Multi-threading

Multi-threading

The ability of an operating system to execute different parts of a program, called threads, simultaneously. The programmer must carefully design the program in such a way that all the threads can run at the same time without interfering with each other

Advantages of Multi-threading

If a thread can not use all the computing resources of the CPU (because instructions depend on each other's result), running another thread permits to not leave these idle. If several threads work on the same set of data, they can actually share its caching, leading to better cache usage or synchronization on its values.

If a thread gets a lot of cache misses, the other thread(s) can continue, taking advantage of the unused computing resources, which thus can lead to faster overall execution, as these resources would have been idle if only a single thread was executed

1. Two levels of thread

Two levels of thread 

1.User level(for user thread) 

2.Kernel level(for kernel thread)

User Threads

User threads are supported above the kernel and are implemented by a thread library at the user level.
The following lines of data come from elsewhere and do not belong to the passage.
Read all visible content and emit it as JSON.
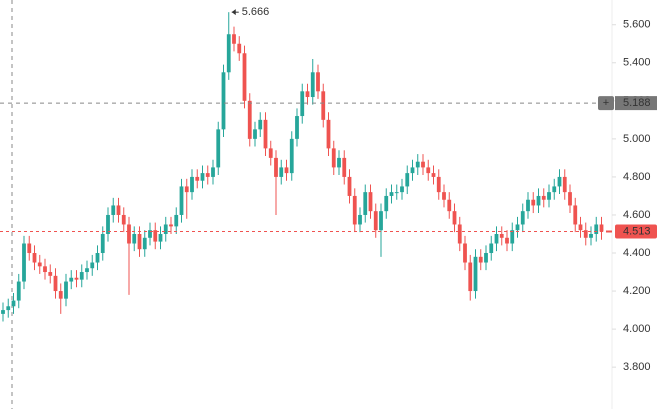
{
  "chart_data": {
    "type": "candlestick",
    "open": [
      4.08,
      4.1,
      4.12,
      4.15,
      4.25,
      4.45,
      4.4,
      4.35,
      4.33,
      4.3,
      4.28,
      4.2,
      4.16,
      4.25,
      4.27,
      4.26,
      4.3,
      4.32,
      4.35,
      4.4,
      4.5,
      4.6,
      4.65,
      4.6,
      4.55,
      4.45,
      4.5,
      4.42,
      4.48,
      4.52,
      4.46,
      4.5,
      4.55,
      4.54,
      4.6,
      4.75,
      4.72,
      4.8,
      4.78,
      4.82,
      4.8,
      4.85,
      5.05,
      5.35,
      5.55,
      5.5,
      5.45,
      5.2,
      5.0,
      5.05,
      5.1,
      4.95,
      4.9,
      4.8,
      4.85,
      4.82,
      5.0,
      5.12,
      5.25,
      5.22,
      5.35,
      5.25,
      5.1,
      4.95,
      4.85,
      4.9,
      4.8,
      4.7,
      4.55,
      4.6,
      4.72,
      4.62,
      4.52,
      4.62,
      4.7,
      4.72,
      4.72,
      4.75,
      4.82,
      4.85,
      4.88,
      4.85,
      4.82,
      4.8,
      4.72,
      4.68,
      4.62,
      4.55,
      4.45,
      4.35,
      4.2,
      4.38,
      4.35,
      4.4,
      4.45,
      4.5,
      4.48,
      4.45,
      4.52,
      4.55,
      4.62,
      4.68,
      4.65,
      4.7,
      4.68,
      4.72,
      4.75,
      4.8,
      4.72,
      4.65,
      4.55,
      4.52,
      4.48,
      4.5,
      4.55
    ],
    "high": [
      4.14,
      4.16,
      4.19,
      4.29,
      4.49,
      4.49,
      4.44,
      4.39,
      4.37,
      4.34,
      4.32,
      4.24,
      4.29,
      4.31,
      4.31,
      4.34,
      4.36,
      4.39,
      4.44,
      4.54,
      4.64,
      4.69,
      4.69,
      4.64,
      4.59,
      4.54,
      4.54,
      4.52,
      4.56,
      4.56,
      4.54,
      4.59,
      4.59,
      4.64,
      4.79,
      4.79,
      4.84,
      4.84,
      4.86,
      4.86,
      4.89,
      5.09,
      5.39,
      5.666,
      5.59,
      5.54,
      5.49,
      5.24,
      5.09,
      5.14,
      5.14,
      4.99,
      4.94,
      4.89,
      4.89,
      5.04,
      5.16,
      5.29,
      5.29,
      5.42,
      5.39,
      5.29,
      5.14,
      4.99,
      4.94,
      4.94,
      4.84,
      4.74,
      4.64,
      4.76,
      4.76,
      4.66,
      4.66,
      4.74,
      4.76,
      4.76,
      4.79,
      4.86,
      4.89,
      4.92,
      4.92,
      4.89,
      4.86,
      4.84,
      4.76,
      4.72,
      4.66,
      4.59,
      4.49,
      4.39,
      4.42,
      4.42,
      4.44,
      4.49,
      4.54,
      4.54,
      4.52,
      4.56,
      4.59,
      4.66,
      4.72,
      4.72,
      4.74,
      4.74,
      4.76,
      4.79,
      4.84,
      4.84,
      4.76,
      4.69,
      4.59,
      4.56,
      4.54,
      4.59,
      4.59
    ],
    "low": [
      4.04,
      4.06,
      4.08,
      4.11,
      4.21,
      4.36,
      4.31,
      4.29,
      4.26,
      4.24,
      4.16,
      4.08,
      4.12,
      4.21,
      4.22,
      4.22,
      4.26,
      4.28,
      4.31,
      4.36,
      4.46,
      4.56,
      4.56,
      4.51,
      4.18,
      4.41,
      4.38,
      4.38,
      4.44,
      4.42,
      4.42,
      4.46,
      4.5,
      4.5,
      4.56,
      4.58,
      4.68,
      4.74,
      4.74,
      4.76,
      4.76,
      4.81,
      5.01,
      5.31,
      5.46,
      5.41,
      5.16,
      4.96,
      4.96,
      5.01,
      4.91,
      4.86,
      4.6,
      4.76,
      4.78,
      4.78,
      4.96,
      5.08,
      5.18,
      5.18,
      5.21,
      5.06,
      4.91,
      4.81,
      4.81,
      4.76,
      4.66,
      4.51,
      4.51,
      4.56,
      4.58,
      4.48,
      4.38,
      4.58,
      4.66,
      4.68,
      4.68,
      4.71,
      4.78,
      4.81,
      4.81,
      4.78,
      4.76,
      4.68,
      4.64,
      4.58,
      4.51,
      4.41,
      4.31,
      4.15,
      4.16,
      4.31,
      4.31,
      4.36,
      4.41,
      4.44,
      4.41,
      4.41,
      4.48,
      4.51,
      4.58,
      4.61,
      4.61,
      4.64,
      4.64,
      4.68,
      4.71,
      4.68,
      4.61,
      4.51,
      4.48,
      4.44,
      4.44,
      4.46,
      4.47
    ],
    "close": [
      4.1,
      4.12,
      4.15,
      4.25,
      4.45,
      4.4,
      4.35,
      4.33,
      4.3,
      4.28,
      4.2,
      4.16,
      4.25,
      4.27,
      4.26,
      4.3,
      4.32,
      4.35,
      4.4,
      4.5,
      4.6,
      4.65,
      4.6,
      4.55,
      4.45,
      4.5,
      4.42,
      4.48,
      4.52,
      4.46,
      4.5,
      4.55,
      4.54,
      4.6,
      4.75,
      4.72,
      4.8,
      4.78,
      4.82,
      4.8,
      4.85,
      5.05,
      5.35,
      5.55,
      5.5,
      5.45,
      5.2,
      5.0,
      5.05,
      5.1,
      4.95,
      4.9,
      4.8,
      4.85,
      4.82,
      5.0,
      5.12,
      5.25,
      5.22,
      5.35,
      5.25,
      5.1,
      4.95,
      4.85,
      4.9,
      4.8,
      4.7,
      4.55,
      4.6,
      4.72,
      4.62,
      4.52,
      4.62,
      4.7,
      4.72,
      4.72,
      4.75,
      4.82,
      4.85,
      4.88,
      4.85,
      4.82,
      4.8,
      4.72,
      4.68,
      4.62,
      4.55,
      4.45,
      4.35,
      4.2,
      4.38,
      4.35,
      4.4,
      4.45,
      4.5,
      4.48,
      4.45,
      4.52,
      4.55,
      4.62,
      4.68,
      4.65,
      4.7,
      4.68,
      4.72,
      4.75,
      4.8,
      4.72,
      4.65,
      4.55,
      4.52,
      4.48,
      4.5,
      4.55,
      4.513
    ],
    "up_color": "#26a69a",
    "down_color": "#ef5350",
    "ylim": [
      3.58,
      5.73
    ],
    "yticks": [
      {
        "value": 3.8,
        "label": "3.800"
      },
      {
        "value": 4.0,
        "label": "4.000"
      },
      {
        "value": 4.2,
        "label": "4.200"
      },
      {
        "value": 4.4,
        "label": "4.400"
      },
      {
        "value": 4.6,
        "label": "4.600"
      },
      {
        "value": 4.8,
        "label": "4.800"
      },
      {
        "value": 5.0,
        "label": "5.000"
      },
      {
        "value": 5.2,
        "label": "5.200"
      },
      {
        "value": 5.4,
        "label": "5.400"
      },
      {
        "value": 5.6,
        "label": "5.600"
      }
    ],
    "crosshair": {
      "value": 5.188,
      "label": "5.188"
    },
    "last_price": {
      "value": 4.513,
      "label": "4.513"
    },
    "high_annotation": {
      "value": 5.666,
      "label": "5.666"
    }
  }
}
The library provides support for thread creation, scheduling, and management with no support from the kernel.Because the kernel is unaware of user-level threads, all thread creation and scheduling are done in user space without the need for kernel intervention.
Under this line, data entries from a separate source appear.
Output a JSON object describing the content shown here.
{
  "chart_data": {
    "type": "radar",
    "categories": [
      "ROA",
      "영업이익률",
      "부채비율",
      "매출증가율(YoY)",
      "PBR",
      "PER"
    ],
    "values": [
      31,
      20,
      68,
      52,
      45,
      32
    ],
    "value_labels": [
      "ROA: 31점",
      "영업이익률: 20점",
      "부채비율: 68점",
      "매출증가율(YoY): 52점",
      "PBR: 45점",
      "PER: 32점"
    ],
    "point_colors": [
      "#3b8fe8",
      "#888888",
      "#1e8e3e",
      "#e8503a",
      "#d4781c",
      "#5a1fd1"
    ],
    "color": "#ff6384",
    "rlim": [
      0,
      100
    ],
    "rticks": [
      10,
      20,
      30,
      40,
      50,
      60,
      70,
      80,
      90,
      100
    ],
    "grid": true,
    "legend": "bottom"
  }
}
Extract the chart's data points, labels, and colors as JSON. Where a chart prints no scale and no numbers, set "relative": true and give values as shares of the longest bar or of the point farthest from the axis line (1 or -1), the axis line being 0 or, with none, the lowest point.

User-level threads are generally fast to create and manage User-thread libraries include POSIX Pthreads,Mach C-threads,and Solaris 2 UI-threads.

Kernel Threads

Kernel threads are supported directly by the operating system: The kernel performs thread creation, scheduling, and management in kernel space. Because thread management is done by the operating system, kernel threads are generally slower to create and manage than are user threads. Most operating systems-including Windows NT, Windows 2000, Solaris 2, BeOS, and Tru64 UNIX (formerly Digital UN1X)-support kernel threads

Multi-threading Models

There are three models for thread libraries, each with its own trade-offs

Ø Many threads on one LWP (many-to-one)

Ø One thread per LWP (one-to-one)

Ø Many threads on many LWPs (many-to-many)

Many-to-one

The many-to-one model maps many user-level threads to one kernel thread. Advantages: Totally portable More efficient Disadvantages: cannot take advantage of parallelism The entire process is block if a thread makes a blocking system call Mainly used in language systems, portable libraries like solaris 2

One-to-one

The one-to-one model maps each user thread to a kernel thread. Advantages: allows parallelism Provide more concurrency Disadvantages: Each user thread requires corresponding kernel thread limiting the number of total threads Used in LinuxThreads and other systems like Windows 2000,Windows NT

Many-to-many

The many-to-many model multiplexes many user-level threads to a smaller or equal number of kernel threads. Advantages: Can create as many user thread as necessary Allows parallelism Disadvantages: kernel thread can the burden the performance Used in the Solaris implementation of Pthreads (and several other Unix implementations)?